None of this restores the old one-run certainty; nothing will. What it restores is the thing regression testing was always for: the ability to change your system on Friday and know, with stated confidence, that you didn't break what worked on Thursday.

FAQ

What is LLM regression testing?

LLM regression testing verifies that changes to an AI system — new prompts, new models, new tools — did not break behavior that previously worked. Because LLM outputs vary between runs, it replaces exact-match assertions with pinned inputs, repeated sampling, statistical pass criteria, and semantic scoring.

Why does normal regression testing fail for AI agents?

Classic regression testing assumes the same input produces the same output, so one run per test is enough. Agents violate that assumption: sampling, model updates, shifting context, and live tool responses all change outputs between runs, so a single pass or fail is noise rather than signal.

How many times should I run each regression test?

Enough to distinguish a regression from run-to-run noise for the reliability you need — often 5 to 20 runs per case, with a threshold like at least 18 of 20 passing.

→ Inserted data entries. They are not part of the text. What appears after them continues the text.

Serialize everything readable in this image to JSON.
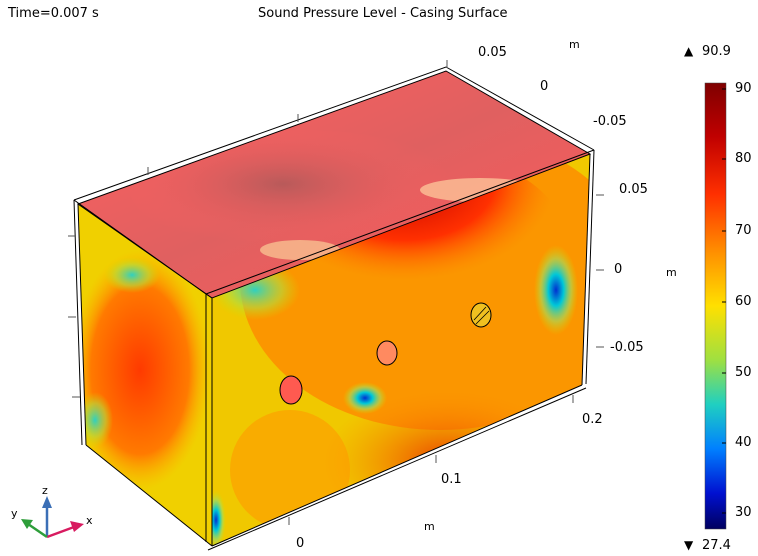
{
  "header": {
    "time_label": "Time=0.007 s",
    "title": "Sound Pressure Level - Casing Surface"
  },
  "axes": {
    "unit": "m",
    "z_ticks": [
      "0.05",
      "0",
      "-0.05"
    ],
    "y_ticks": [
      "0.05",
      "0",
      "-0.05"
    ],
    "x_ticks": [
      "0.2",
      "0.1",
      "0"
    ]
  },
  "colorbar": {
    "max_label": "90.9",
    "min_label": "27.4",
    "max_marker": "▲",
    "min_marker": "▼",
    "ticks": [
      "90",
      "80",
      "70",
      "60",
      "50",
      "40",
      "30"
    ],
    "colormap": [
      "#7f0000",
      "#d40000",
      "#ff5a00",
      "#ffb000",
      "#ffff00",
      "#80ff80",
      "#00e0e0",
      "#0080ff",
      "#0000c0",
      "#00007f"
    ]
  },
  "triad": {
    "x_label": "x",
    "y_label": "y",
    "z_label": "z",
    "x_color": "#d81b60",
    "y_color": "#2e9e3a",
    "z_color": "#3b6fb6"
  }
}
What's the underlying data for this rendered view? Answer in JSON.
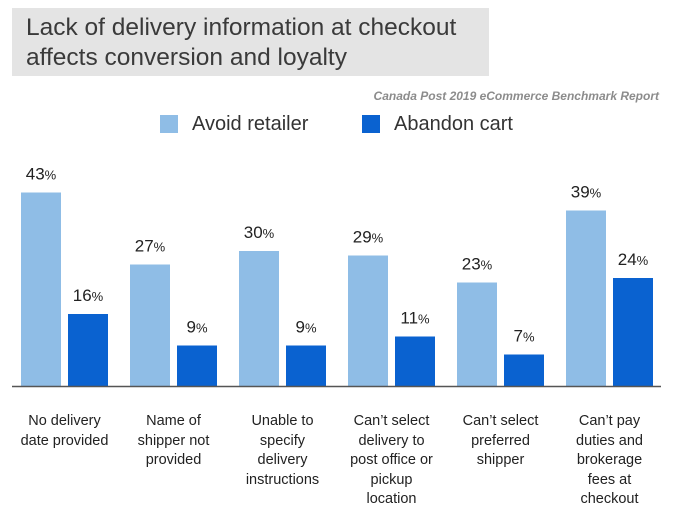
{
  "title_lines": [
    "Lack of delivery information at checkout",
    "affects conversion and loyalty"
  ],
  "source": "Canada Post 2019 eCommerce Benchmark Report",
  "colors": {
    "avoid": "#8fbde6",
    "abandon": "#0a62d0",
    "title_bg": "#e4e4e4",
    "axis": "#555555"
  },
  "chart_data": {
    "type": "bar",
    "title": "Lack of delivery information at checkout affects conversion and loyalty",
    "legend_position": "top",
    "ylim": [
      0,
      45
    ],
    "grid": false,
    "categories": [
      [
        "No delivery",
        "date provided"
      ],
      [
        "Name of",
        "shipper not",
        "provided"
      ],
      [
        "Unable to",
        "specify",
        "delivery",
        "instructions"
      ],
      [
        "Can’t select",
        "delivery to",
        "post office or",
        "pickup",
        "location"
      ],
      [
        "Can’t select",
        "preferred",
        "shipper"
      ],
      [
        "Can’t pay",
        "duties and",
        "brokerage",
        "fees at",
        "checkout"
      ]
    ],
    "series": [
      {
        "name": "Avoid retailer",
        "values": [
          43,
          27,
          30,
          29,
          23,
          39
        ]
      },
      {
        "name": "Abandon cart",
        "values": [
          16,
          9,
          9,
          11,
          7,
          24
        ]
      }
    ],
    "value_suffix": "%"
  }
}
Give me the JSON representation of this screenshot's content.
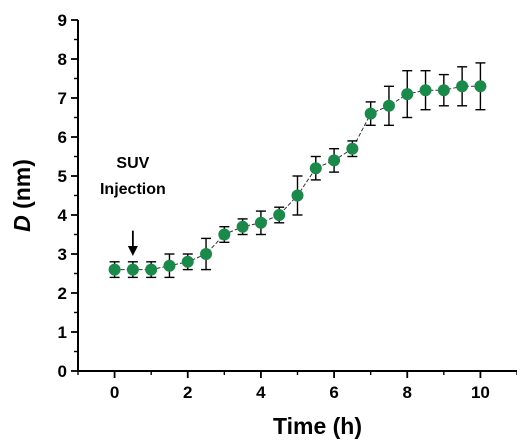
{
  "chart_data": {
    "type": "scatter",
    "xlabel": "Time (h)",
    "ylabel_italic": "D",
    "ylabel_rest": " (nm)",
    "xlim": [
      -1,
      11
    ],
    "ylim": [
      0,
      9
    ],
    "x_ticks": [
      0,
      2,
      4,
      6,
      8,
      10
    ],
    "y_ticks": [
      0,
      1,
      2,
      3,
      4,
      5,
      6,
      7,
      8,
      9
    ],
    "x_tick_labels": [
      "0",
      "2",
      "4",
      "6",
      "8",
      "10"
    ],
    "y_tick_labels": [
      "0",
      "1",
      "2",
      "3",
      "4",
      "5",
      "6",
      "7",
      "8",
      "9"
    ],
    "grid": false,
    "marker_color": "#1a8a4a",
    "line_style": "thin dashed connecting line",
    "series": [
      {
        "x": [
          0,
          0.5,
          1,
          1.5,
          2,
          2.5,
          3,
          3.5,
          4,
          4.5,
          5,
          5.5,
          6,
          6.5,
          7,
          7.5,
          8,
          8.5,
          9,
          9.5,
          10
        ],
        "y": [
          2.6,
          2.6,
          2.6,
          2.7,
          2.8,
          3.0,
          3.5,
          3.7,
          3.8,
          4.0,
          4.5,
          5.2,
          5.4,
          5.7,
          6.6,
          6.8,
          7.1,
          7.2,
          7.2,
          7.3,
          7.3
        ],
        "err": [
          0.2,
          0.2,
          0.2,
          0.3,
          0.2,
          0.4,
          0.2,
          0.2,
          0.3,
          0.2,
          0.5,
          0.3,
          0.3,
          0.2,
          0.3,
          0.5,
          0.6,
          0.5,
          0.4,
          0.5,
          0.6
        ]
      }
    ],
    "annotation": {
      "lines": [
        "SUV",
        "Injection"
      ],
      "x": 0.5,
      "arrow_from_y": 3.6,
      "arrow_to_y": 2.95
    }
  }
}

Critical flows deserve stricter, pass-every-time criteria in the spirit of tau-bench's pass^k metric.

How do you reproduce a one-off agent failure?

Pin everything the failure depended on: model version, prompts, tool mocks, and — if the failure involved a specific user or conversation — the exact test user. Seeded synthetic populations make this practical: the same seed regenerates the same person, so the failing scenario can be replayed until it is fixed, then kept as a permanent case.